Op 6 maart 2019 zou [eiser 2] met [gedaagde 2] en [gedaagde 3] een samenwerkingsovereenkomst zijn aangegaan, waarin onder meer het volgende is opgenomen:
2. Grond en weegbrug
[gedaagde 2] koopt de grond aan de St Olafstraat aan en verkoopt en levert deze – tegen dezelfde prijs en voorwaarden – op dezelfde dag door aan [eiser 2] . [eiser 2] zal de koopprijs voor de grond betalen en zal in een weegbrug investeren. Ook zal [eiser 2] eventueel de daarvoor benodigde sanering van de afgegraven grond voor zijn rekening nemen.
2.9.
Bij brief van 15 maart 2019 heeft de vof in verband met de kosten van sanering van de bodemverontreiniging ter plaatse van het perceel aan de executeur een tegenbod van
€ 1,00 gedaan, waarbij de vof aan de heer mr. [B] een volmacht heeft verleend om namens de vennoten “
op te treden bij de uitoefening van het optierecht als genoemd in de huurovereenkomst (…)”.
2.10.
Bij e-mail van 9 april 2019 heeft de executeur dit tegenbod van de vof afgewezen.
2.11.
Bij e-mail van 24 april 2019 heeft de executeur de vof verzocht een nieuw voorstel te doen.
2.12.
Bij beschikking van 24 maart 2021 heeft de voorzieningenrechter van deze rechtbank Johobro c.s. verlof verleend tot het leggen van conservatoir beslag tot levering ten laste van [A] op het perceel. Op 26 maart 2021 heeft Johobro c.s. dit beslag aan [gedaagde 2] c.s. laten betekenen.
2.13.
Op 26 maart 2021 heeft een gesprek plaatsgevonden tussen enerzijds [gedaagde 2] en zijn adviseur, de heer [C] , en anderzijds [eiser 2] en [B] . Van dit gesprek heeft [B] een kort verslag gemaakt, dat hij op dezelfde dag aan [C] heeft gemaild:
(…).
Waar ik blij mee was dat ze zich wel herinnerden dat het destijds allemaal begon omdat [gedaagde 2] er “tussen is geschoven” omdat [eiser 2] ’s bod was afgewezen door de rechter, nadat [D] het bod had geaccepteerd.
(…).
Voor de goede orde leg ik even vast wat er volgens mij besproken is:
1. Uiteindelijk verkrijgt [eiser 2] de grond waartegenover [eiser 2] ca 61.000 plus nadere kosten van [D] zal betalen. Dit zal in overleg met [D] verdeeld worden over grond en huur plus kosten. Oftewel [eiser 2] zorgt voor een bedrag van 71.000 zodat [D] de boedel zonder schulden kan afsluiten.

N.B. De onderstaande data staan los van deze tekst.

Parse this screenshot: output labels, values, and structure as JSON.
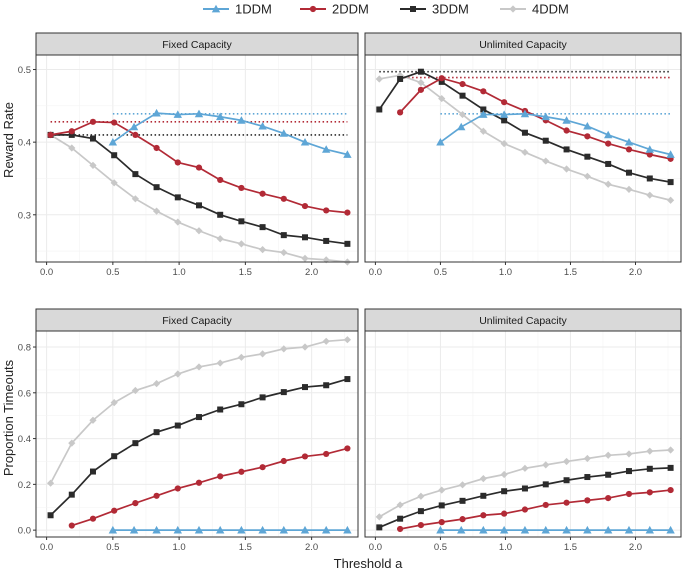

2. [eiser 2] wil wel doorwerken met [gedaagde 2] , maar accepteert [gedaagde 3] op dit moment niet. Er moet een oplossing worden gezocht voor de administratie van [gedaagde 2] .
3. [gedaagde 2] zal door kunnen werken zolang hij wil met gebruikmaking van zijn eigen spullen en die van [eiser 2] zonder dat daar een vergoeding tegenover zal staan.
4. [gedaagde 2] zal geen huur hoeven te betalen. Indien er huur wordt berekend zal deze huur weer op een andere wijze in dezelfde periode terugvloeien aan [gedaagde 2] .
5. [eiser 2] betaalt de achterstallige huur maar heeft daarbij bedongen dat de vrachtwagen, shovel, heftrucks en containerbakken zodra [gedaagde 2] stopt om niet eigendom zullen zijn van [eiser 2] (uiteraard zal ook bij tussentijdse verkoop daarvan de opbrengst aan [eiser 2] toevallen. Voor de overige goederen heeft [eiser 2] geen interesse.
6. Uiteraard zal aan [gedaagde 2] geen bedrag in rekening worden gebracht voor “kosten inzake aankoop grond” en “gebruik van vrachtwagen heftruck etc.
7. Er zal een nabetalingsregeling komen waarbij [gedaagde 2] de komende vijf jaar van een eventuele verkoopopbrengst boven de € 350.000 het eerste jaar 25% ontvangt, het tweede jaar 20, het derde 15, het vierde 10 en het vijfde 5. [eiser 2] wil geen langere periode maar is wel bereid in de percentages gedurende die vijf jaar te schuiven. Zelfs het voorbeeld van 50% gedurende vijf jaar is genoemd.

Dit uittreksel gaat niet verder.